In Stillness Together, Yet Apart

Go to the trees, says my inner voice. Go to where nature’s calm thrums louder than human anxiety. Sidle up to bark, birds, flowers and water. Align with natural rhythms as a reminder that not everything has changed. This is what I keep hearing. And so that’s where my kids and I have been since schools closed, grocery store shelves emptied, and physical distance became a way of honoring our interconnectedness and solidarity.

The world is shaking, my friends. Shaking with illness, traumatic change, loss, and instability. Anxieties are high. Social interactions low. The current state of affairs creating a pressure cooker for fears. And none of us knows how this will playout or for how long. I feel helpless to make a vast impact. I feel empowered to make small ones. One of these is enforcing an inner calm so as not to add to the collective chaos. For me, that means going to the trees.

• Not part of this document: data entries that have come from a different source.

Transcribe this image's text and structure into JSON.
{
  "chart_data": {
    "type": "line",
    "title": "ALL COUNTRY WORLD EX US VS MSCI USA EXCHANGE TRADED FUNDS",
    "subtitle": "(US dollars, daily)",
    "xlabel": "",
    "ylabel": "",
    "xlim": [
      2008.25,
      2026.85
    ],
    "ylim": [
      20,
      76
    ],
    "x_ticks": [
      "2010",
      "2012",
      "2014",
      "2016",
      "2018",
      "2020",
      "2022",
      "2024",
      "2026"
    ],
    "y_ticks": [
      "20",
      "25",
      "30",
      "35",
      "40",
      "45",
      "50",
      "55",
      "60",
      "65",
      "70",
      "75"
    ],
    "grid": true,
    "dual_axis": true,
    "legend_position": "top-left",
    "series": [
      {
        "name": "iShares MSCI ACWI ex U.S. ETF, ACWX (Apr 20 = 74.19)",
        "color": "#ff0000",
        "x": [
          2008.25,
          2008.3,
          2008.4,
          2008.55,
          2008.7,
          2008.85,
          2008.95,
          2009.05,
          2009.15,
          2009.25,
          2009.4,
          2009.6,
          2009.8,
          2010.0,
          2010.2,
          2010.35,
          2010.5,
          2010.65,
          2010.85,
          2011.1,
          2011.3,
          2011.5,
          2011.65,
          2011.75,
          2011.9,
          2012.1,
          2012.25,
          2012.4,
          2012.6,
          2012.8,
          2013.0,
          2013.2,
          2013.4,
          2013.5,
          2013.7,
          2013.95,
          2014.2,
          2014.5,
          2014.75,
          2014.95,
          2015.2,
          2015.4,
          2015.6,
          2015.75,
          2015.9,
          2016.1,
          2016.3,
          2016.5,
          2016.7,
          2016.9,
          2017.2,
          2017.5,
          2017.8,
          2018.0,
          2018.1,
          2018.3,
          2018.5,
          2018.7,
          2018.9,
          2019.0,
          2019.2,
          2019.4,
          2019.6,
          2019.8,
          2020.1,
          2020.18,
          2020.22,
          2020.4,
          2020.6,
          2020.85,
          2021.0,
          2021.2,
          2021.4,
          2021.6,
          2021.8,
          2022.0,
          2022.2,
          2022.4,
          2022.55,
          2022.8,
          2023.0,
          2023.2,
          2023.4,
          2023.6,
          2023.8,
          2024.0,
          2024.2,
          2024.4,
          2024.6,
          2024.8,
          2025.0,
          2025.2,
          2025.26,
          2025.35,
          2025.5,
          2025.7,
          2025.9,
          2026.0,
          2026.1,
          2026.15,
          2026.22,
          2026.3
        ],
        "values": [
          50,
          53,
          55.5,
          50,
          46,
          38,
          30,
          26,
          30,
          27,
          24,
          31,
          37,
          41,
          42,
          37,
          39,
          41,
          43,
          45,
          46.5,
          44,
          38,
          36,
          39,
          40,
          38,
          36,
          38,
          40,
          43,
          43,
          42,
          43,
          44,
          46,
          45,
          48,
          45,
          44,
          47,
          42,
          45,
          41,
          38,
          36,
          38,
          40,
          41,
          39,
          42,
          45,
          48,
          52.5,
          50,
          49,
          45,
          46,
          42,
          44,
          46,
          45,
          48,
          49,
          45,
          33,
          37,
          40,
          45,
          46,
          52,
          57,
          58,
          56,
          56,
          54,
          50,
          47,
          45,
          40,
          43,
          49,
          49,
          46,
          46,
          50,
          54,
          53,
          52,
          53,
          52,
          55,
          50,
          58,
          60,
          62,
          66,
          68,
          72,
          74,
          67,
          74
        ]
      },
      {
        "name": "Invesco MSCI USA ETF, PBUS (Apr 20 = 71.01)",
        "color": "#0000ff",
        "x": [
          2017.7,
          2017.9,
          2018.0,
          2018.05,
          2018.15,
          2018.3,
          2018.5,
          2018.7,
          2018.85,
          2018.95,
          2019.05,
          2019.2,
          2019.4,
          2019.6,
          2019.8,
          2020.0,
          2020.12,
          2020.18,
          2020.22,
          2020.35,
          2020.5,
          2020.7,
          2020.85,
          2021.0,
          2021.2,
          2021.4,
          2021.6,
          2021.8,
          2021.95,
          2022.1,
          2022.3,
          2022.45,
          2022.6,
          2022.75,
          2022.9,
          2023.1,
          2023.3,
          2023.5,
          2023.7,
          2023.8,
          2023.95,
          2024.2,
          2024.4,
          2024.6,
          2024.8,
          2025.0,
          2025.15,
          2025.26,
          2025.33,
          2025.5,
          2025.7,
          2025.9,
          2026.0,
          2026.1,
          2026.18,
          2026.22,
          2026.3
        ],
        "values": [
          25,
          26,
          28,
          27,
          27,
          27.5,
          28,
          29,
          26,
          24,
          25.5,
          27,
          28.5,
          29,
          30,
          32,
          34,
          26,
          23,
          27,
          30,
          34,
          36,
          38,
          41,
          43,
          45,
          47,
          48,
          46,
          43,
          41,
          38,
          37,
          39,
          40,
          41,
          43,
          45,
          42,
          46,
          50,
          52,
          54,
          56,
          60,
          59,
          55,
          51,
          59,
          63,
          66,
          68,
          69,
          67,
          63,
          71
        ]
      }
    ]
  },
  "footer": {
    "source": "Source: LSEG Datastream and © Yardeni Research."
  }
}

It always has.

During college and for decades since, I’ve visited one particular pine tree in Colorado that smells like butterscotch and exudes timelessness. The rainforests on Kauai’s North Shore provided solace after The Towers and lives crumbled on September 11, 2001. At the time, the Hawaiian Islands were home and their emerald mountains my cathedral. In 2017, when the crowd pressed tight and suffocating at the Women’s March in Washington D.C. my friends and I found breathing room around a large oak’s roots. 

I know that nature may not be accessible, or even safe to access, for everyone. Each of our situations is different. However, we do each have the ability to access an internal stillness no matter where we are. May we gather in stillness together yet, apart. 

I’ll leave you with a quote from Richard Powers, The Overstory. “First there was nothing. Then was everything. Then, in a park above a western city after dusk, the air is raining messages. A woman sits on the ground, leaning against a pine. Its bark presses hard against her back. Its needles scent the air and a force hums in the heart of the wood. Her ears tune down to the lowest frequencies. The tree is saying things, in words before words.”